Nada disso se aplica aos que optam pela prática do mal, por matar centenas e até mais de pessoas inocentes, por atos de terrorismo, pelos ditadores biliardários deixando o povo à míngua, pelo poder e não fazer, pela indiferença frente aos males que acontecem.  “É onde há amor e caridade é ai que Deus está”.

Ele projeta o curso dos nossos dias, tudo que devemos fazer, colocando à nossa disposição as graças para que executemos o melhor dos melhores possíveis, tudo devidamente cronometrado. E ainda mais,  para redimir-nos do pecado permitiu que seu Filho humilhando-se se entregasse à morte na cruz.

E nunca me esqueço do exemplo dado pelo saudoso Pe. Carlos Furbetta, dos Missionários Combonianos, numa aula de religião. “Estamos completamente em Deus. O peixe, por exemplo, vive na água, mas no lugar onde o peixe está, a água não está, mas Deus está dentro de nós, mesmo onde nosso corpo está, Ele está”. Ele sabe tudo a nosso respeito, tudo que tem para nós é concedido no Seu tempo, na Sua hora, como e onde Ele quer.
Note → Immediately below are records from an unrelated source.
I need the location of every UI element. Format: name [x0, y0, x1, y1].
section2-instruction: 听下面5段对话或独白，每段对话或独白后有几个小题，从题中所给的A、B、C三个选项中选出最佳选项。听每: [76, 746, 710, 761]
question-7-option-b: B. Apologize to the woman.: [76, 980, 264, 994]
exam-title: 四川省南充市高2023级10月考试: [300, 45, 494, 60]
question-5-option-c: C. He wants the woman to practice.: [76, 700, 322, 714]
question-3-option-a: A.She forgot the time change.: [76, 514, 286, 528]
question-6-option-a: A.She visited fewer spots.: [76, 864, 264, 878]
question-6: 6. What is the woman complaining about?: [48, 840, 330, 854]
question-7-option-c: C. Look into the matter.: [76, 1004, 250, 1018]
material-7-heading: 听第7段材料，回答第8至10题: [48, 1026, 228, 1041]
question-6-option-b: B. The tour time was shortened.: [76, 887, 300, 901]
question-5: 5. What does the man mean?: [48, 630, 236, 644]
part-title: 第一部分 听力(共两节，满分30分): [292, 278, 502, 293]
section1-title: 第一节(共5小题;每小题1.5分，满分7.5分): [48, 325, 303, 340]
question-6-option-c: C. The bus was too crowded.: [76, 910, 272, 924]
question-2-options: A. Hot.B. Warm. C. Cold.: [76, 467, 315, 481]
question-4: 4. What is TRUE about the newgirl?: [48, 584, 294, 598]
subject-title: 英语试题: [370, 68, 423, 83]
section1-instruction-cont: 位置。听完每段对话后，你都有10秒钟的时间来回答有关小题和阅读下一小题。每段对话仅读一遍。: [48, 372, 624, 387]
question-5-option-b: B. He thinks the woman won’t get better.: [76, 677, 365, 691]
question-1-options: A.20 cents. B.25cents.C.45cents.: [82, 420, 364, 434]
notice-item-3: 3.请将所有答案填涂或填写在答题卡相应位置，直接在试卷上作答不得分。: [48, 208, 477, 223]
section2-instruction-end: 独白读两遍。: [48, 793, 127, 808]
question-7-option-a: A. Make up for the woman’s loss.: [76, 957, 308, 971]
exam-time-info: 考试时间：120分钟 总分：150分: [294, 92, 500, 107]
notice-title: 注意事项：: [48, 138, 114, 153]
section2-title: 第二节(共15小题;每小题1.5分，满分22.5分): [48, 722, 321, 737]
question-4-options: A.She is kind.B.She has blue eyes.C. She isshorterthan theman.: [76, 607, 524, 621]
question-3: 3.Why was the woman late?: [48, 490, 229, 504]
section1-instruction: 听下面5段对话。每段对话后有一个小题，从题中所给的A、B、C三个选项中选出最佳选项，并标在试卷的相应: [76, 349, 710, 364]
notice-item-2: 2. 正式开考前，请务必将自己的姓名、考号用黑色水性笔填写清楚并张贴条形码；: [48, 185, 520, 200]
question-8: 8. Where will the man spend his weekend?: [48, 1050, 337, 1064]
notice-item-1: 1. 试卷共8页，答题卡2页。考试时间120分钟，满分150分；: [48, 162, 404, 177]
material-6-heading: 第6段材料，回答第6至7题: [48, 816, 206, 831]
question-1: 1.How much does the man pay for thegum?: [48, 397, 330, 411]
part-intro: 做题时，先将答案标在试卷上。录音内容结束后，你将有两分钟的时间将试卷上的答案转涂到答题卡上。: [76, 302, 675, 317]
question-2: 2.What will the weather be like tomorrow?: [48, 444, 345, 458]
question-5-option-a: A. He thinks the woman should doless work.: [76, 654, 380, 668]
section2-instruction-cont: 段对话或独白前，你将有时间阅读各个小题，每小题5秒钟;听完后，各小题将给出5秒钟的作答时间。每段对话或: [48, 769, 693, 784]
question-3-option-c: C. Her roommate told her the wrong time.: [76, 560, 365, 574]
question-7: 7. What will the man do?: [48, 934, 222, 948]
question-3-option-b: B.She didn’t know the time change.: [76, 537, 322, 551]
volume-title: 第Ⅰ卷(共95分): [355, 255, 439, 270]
Se Ele assegurou: “batei e abrir-se vos há” (Mt. 8) ... quando chegar o tempo...
Quer saber mais, confira com o Salmo 138, de Davi.

Marlusse Pestana Daher                                                                               Vitoria, 12 de janeiro de 2019 23:47         




[1] Pau pioco: expressão popular e pejorativa, diria que equivale a túmulo caiado.